Expectations had grown in recent weeks that Ghailani would be the first Guantanamo inmate to be brought to US shores and tried in a civilian court.

The Guantanamo detention center still houses about 240 so-called "war on terror" inmates, most of whom have been detained since the September 11, 2001 attacks on the United States.

Obama wants the facility closed by January 2010.

He hopes other countries will take in some of the 50 detainees so far cleared for release. An Algerian national has been taken in by France, while an Ethiopian-born British resident was returned to Britain, but finding homes for the others has proven to be difficult.

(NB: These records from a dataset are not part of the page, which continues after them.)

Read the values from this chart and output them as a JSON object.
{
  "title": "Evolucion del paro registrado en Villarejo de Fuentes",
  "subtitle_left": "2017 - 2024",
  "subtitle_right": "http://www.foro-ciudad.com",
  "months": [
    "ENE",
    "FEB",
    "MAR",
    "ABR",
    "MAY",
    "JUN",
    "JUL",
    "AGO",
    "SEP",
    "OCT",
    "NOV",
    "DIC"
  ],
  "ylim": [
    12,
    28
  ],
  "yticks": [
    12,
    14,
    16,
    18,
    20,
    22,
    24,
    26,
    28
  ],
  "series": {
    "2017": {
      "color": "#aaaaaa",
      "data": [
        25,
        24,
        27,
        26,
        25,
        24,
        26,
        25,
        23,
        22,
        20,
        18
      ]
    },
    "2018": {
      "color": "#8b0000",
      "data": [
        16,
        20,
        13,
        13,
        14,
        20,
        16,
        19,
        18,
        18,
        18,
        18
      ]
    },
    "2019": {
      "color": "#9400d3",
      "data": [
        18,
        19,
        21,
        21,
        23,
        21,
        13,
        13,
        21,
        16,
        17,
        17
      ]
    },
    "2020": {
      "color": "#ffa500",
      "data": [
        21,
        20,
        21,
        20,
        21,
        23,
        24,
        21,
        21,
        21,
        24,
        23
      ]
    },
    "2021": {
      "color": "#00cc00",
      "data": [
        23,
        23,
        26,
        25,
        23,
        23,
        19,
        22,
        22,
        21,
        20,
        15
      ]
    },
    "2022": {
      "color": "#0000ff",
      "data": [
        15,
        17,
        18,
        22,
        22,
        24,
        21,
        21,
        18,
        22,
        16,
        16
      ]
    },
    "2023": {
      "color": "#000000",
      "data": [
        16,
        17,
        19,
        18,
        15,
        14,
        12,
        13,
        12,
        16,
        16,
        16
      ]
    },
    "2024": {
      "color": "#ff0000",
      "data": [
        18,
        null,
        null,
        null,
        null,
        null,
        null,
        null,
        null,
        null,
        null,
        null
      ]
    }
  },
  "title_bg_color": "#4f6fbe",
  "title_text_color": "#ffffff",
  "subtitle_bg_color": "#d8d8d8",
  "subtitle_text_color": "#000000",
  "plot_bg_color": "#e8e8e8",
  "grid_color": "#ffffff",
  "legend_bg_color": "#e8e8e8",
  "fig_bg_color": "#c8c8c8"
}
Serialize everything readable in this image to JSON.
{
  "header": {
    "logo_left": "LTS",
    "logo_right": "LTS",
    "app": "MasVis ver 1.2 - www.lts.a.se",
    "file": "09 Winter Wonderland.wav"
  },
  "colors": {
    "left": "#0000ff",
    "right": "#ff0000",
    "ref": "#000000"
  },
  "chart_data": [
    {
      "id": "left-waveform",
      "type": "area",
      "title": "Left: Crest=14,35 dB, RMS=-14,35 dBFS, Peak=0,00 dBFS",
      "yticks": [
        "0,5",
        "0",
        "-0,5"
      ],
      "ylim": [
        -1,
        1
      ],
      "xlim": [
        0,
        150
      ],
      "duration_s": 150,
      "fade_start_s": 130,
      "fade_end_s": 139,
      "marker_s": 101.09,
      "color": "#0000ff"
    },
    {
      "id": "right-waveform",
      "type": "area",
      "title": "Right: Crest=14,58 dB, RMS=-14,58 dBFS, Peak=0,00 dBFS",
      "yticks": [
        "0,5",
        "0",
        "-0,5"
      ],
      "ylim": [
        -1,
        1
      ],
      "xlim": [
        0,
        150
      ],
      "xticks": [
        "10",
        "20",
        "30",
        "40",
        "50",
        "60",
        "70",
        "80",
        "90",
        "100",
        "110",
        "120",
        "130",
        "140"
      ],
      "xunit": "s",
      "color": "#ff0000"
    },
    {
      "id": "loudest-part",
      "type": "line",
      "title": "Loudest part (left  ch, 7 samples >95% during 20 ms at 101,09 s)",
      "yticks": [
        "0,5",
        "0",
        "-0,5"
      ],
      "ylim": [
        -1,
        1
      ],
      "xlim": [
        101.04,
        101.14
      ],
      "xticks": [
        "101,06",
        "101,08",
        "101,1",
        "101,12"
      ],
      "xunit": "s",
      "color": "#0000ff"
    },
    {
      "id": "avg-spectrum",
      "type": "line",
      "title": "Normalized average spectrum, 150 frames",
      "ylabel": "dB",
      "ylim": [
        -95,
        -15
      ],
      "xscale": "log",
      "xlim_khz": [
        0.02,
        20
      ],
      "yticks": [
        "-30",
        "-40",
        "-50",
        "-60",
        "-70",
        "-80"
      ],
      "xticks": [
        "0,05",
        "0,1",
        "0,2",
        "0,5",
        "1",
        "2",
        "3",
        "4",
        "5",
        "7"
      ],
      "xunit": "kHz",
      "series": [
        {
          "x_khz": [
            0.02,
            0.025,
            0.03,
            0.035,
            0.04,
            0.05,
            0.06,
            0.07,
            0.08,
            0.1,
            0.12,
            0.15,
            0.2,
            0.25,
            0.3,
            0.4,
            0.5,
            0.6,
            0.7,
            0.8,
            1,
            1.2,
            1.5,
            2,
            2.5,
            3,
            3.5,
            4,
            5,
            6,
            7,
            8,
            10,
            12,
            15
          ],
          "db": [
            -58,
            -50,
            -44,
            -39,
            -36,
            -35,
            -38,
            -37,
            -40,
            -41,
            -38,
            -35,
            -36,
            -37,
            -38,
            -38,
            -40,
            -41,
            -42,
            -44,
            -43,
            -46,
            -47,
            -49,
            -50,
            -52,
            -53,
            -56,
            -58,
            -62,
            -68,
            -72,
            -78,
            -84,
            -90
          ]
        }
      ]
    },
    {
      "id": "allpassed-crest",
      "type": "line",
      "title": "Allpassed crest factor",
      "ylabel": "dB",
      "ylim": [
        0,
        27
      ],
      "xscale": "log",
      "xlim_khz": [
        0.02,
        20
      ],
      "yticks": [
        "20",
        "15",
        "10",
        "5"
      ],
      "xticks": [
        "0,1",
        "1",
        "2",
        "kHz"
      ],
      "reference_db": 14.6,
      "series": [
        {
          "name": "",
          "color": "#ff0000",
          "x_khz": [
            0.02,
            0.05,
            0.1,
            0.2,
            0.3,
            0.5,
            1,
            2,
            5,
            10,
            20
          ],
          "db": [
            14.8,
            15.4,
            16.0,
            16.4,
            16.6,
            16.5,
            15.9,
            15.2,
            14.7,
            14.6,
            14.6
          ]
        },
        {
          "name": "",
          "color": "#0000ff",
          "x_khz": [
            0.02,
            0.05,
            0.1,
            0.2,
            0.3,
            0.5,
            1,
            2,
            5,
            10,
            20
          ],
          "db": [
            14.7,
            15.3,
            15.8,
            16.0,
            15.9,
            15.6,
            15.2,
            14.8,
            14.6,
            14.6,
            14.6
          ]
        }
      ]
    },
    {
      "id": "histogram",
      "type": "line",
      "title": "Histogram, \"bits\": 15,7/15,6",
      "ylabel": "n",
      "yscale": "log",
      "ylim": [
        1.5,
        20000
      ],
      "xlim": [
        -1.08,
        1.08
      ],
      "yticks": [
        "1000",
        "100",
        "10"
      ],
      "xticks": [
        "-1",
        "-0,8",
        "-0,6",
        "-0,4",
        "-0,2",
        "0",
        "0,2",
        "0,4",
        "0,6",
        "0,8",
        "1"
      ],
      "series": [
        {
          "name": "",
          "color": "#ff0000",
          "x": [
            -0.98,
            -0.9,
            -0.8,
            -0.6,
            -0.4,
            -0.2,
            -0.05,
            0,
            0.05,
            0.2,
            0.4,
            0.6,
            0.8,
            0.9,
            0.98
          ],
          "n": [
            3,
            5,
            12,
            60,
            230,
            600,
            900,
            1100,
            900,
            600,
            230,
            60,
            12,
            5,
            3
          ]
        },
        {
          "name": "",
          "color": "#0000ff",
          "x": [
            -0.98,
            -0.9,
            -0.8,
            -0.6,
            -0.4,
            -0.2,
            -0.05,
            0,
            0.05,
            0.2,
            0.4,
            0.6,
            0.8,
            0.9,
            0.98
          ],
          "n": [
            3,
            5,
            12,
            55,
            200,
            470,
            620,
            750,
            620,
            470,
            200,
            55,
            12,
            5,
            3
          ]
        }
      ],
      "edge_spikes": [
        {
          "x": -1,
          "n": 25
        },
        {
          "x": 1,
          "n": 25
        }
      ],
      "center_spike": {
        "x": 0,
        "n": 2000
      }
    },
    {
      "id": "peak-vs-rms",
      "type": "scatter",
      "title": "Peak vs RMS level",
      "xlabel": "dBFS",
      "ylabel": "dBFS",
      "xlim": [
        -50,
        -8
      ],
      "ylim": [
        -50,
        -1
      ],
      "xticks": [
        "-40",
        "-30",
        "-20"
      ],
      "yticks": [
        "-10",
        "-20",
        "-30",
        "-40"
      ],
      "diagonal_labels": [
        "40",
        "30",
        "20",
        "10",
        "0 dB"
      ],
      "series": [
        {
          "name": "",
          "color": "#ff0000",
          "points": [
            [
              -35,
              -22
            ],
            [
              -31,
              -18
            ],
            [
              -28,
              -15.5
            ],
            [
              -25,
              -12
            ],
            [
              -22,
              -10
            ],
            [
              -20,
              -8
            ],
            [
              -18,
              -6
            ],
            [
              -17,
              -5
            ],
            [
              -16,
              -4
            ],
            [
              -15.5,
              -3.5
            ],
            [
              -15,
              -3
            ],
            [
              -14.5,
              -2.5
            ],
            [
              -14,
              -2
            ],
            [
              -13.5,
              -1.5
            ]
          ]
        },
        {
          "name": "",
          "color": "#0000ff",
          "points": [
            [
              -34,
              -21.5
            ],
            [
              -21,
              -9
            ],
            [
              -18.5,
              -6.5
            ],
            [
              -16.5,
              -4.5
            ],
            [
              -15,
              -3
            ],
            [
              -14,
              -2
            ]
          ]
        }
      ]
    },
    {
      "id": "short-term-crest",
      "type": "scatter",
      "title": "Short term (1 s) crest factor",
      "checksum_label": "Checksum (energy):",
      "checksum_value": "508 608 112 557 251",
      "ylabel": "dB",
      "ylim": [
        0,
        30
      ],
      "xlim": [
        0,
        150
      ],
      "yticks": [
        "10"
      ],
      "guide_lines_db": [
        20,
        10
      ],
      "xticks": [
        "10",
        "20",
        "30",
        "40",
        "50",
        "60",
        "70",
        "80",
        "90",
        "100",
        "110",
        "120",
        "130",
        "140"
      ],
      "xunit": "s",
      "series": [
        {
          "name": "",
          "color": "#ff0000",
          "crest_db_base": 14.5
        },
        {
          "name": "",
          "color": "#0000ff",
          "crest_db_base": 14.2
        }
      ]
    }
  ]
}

Many leaders of countries who called for the facility to be shut down have refused to harbor its former inmates, and the US Congress has opposed moves to let them stay in the United States.

Obama is under intense pressure to decide the fate of the detainees from 30 nations at the camp, many of whom have not been charged.

Some may be impossible to prosecute, as their evidence may be inadmissible in court due to interrogation methods branded by critics as torture. However, they might also be deemed too dangerous to release.

Last week Canada turned down Washington's requests to take in Guantanamo detainees, becoming the third US ally to put a snag in efforts to shutter the infamous prison.

Ottawa last month turned down a US request to take in three of 17 Chinese Muslim detainees cleared for release from the US naval base in southern Cuba because of "significant security concerns," Canadian immigration ministry spokesman Alykhan Velshi told AFP.

Germany and Australia also have been urged to take in Guantanamo inmates, but both have appeared reticent.